Google Engineer Rants about why “Google+ is failing”

Lady on Computer by WOCinTech

Google engineer Steve Yegge, wrote up a very detailed rant about why Google+ is failing, and how we can start “doing this right”.

Everyone’s entitled to their own opinion of course, especially if you’re one of the gears in the system you’re ranting about, but sometimes what is intended to be private, ends up public.

Steve intended for his rant to be exclusive to colleagues, but made the mistake of setting his sharing options to “Public” for everyone to see. He later corrected this, but now everyone on the internet knows his opinions. It is however an interesting read, and he does make a lot of sense.

Here are the highlights of his post, according to Silicon Filter . if you would like to read the full post.

  • “That one last thing that Google doesn’t do well is Platforms. We don’t understand platforms. We don’t “get” platforms. Some of you do, but you are the minority. This has become painfully clear to me over the past six years.
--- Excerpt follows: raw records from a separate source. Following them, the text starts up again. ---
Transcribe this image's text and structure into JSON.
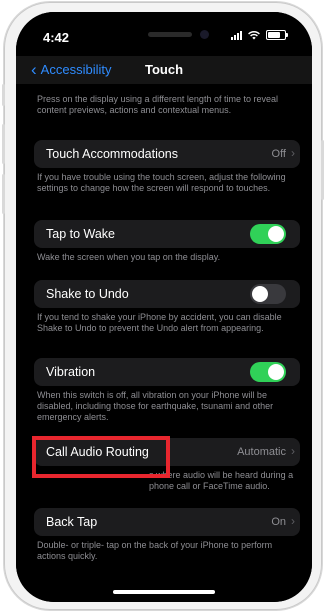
{
  "status": {
    "time": "4:42"
  },
  "nav": {
    "back_label": "Accessibility",
    "title": "Touch"
  },
  "intro_text": "Press on the display using a different length of time to reveal content previews, actions and contextual menus.",
  "rows": [
    {
      "label": "Touch Accommodations",
      "value": "Off",
      "kind": "chevron",
      "footer": "If you have trouble using the touch screen, adjust the following settings to change how the screen will respond to touches."
    },
    {
      "label": "Tap to Wake",
      "toggle": "on",
      "kind": "toggle",
      "footer": "Wake the screen when you tap on the display."
    },
    {
      "label": "Shake to Undo",
      "toggle": "off",
      "kind": "toggle",
      "footer": "If you tend to shake your iPhone by accident, you can disable Shake to Undo to prevent the Undo alert from appearing."
    },
    {
      "label": "Vibration",
      "toggle": "on",
      "kind": "toggle",
      "footer": "When this switch is off, all vibration on your iPhone will be disabled, including those for earthquake, tsunami and other emergency alerts."
    },
    {
      "label": "Call Audio Routing",
      "value": "Automatic",
      "kind": "chevron",
      "footer": "s where audio will be heard during a phone call or FaceTime audio."
    },
    {
      "label": "Back Tap",
      "value": "On",
      "kind": "chevron",
      "footer": "Double- or triple- tap on the back of your iPhone to perform actions quickly."
    }
  ],
  "colors": {
    "accent": "#2f8cff",
    "toggle_on": "#30d158",
    "highlight": "#e8262e",
    "row_bg": "#1c1c1e"
  },
  "icons": {
    "back": "chevron-left-icon",
    "row_chevron": "chevron-right-icon"
  }
}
I was kind of hoping that competitive pressure from Microsoft and Amazon and more recently Facebook would make us wake up collectively and start doing universal services. Not in some sort of ad-hoc, half-assed way, but in more or less the same way Amazon did it: all at once, for real, no cheating, and treating it as our top priority from now on.”
  • “Google+ is a prime example of our complete failure to understand platforms from the very highest levels of executive leadership (hi Larry, Sergey, Eric, Vic, howdy howdy) down to the very lowest leaf workers (hey yo). We all don’t get it.”
  • “The Google+ platform is a pathetic afterthought. We had no API at all at launch, and last I checked, we had one measly API call.”
  • “Google+ is a knee-jerk reaction, a study in short-term thinking, predicated on the incorrect notion that Facebook is successful because they built a great product. But that’s not why they are successful. Facebook is successful because they built an entire constellation of products by allowing other people to do the work. So Facebook is different for everyone. Some people spend all their time on Mafia Wars. Some spend all their time on Farmville. There are hundreds or maybe thousands of different high-quality time sinks available, so there’s something there for everyone.”
  • “The problem is that we are trying to predict what people want and deliver it for them…
    You can’t do that. Not really. Not reliably. There have been precious few people in the world, over the entire history of computing, who have been able to do it reliably. Steve Jobs was one of them. We don’t have a Steve Jobs here. I’m sorry, but we don’t.”
  • “And also don’t get me wrong about Google+. They’re far from the only offenders. This is a cultural thing. What we have going on internally is basically a war, with the underdog minority Platformers fighting a more or less losing battle against the Mighty Funded Confident Producters.”
  • “It’s everyone. The problem is that we’re a Product Company through and through. We built a successful product with broad appeal — our search, that is — and that wild success has biased us.”
  • “I’m not saying it’s too late for us, but the longer we wait, the closer we get to being Too Late.”

Whether Google sees this as a sign or not will remain a mystery for now.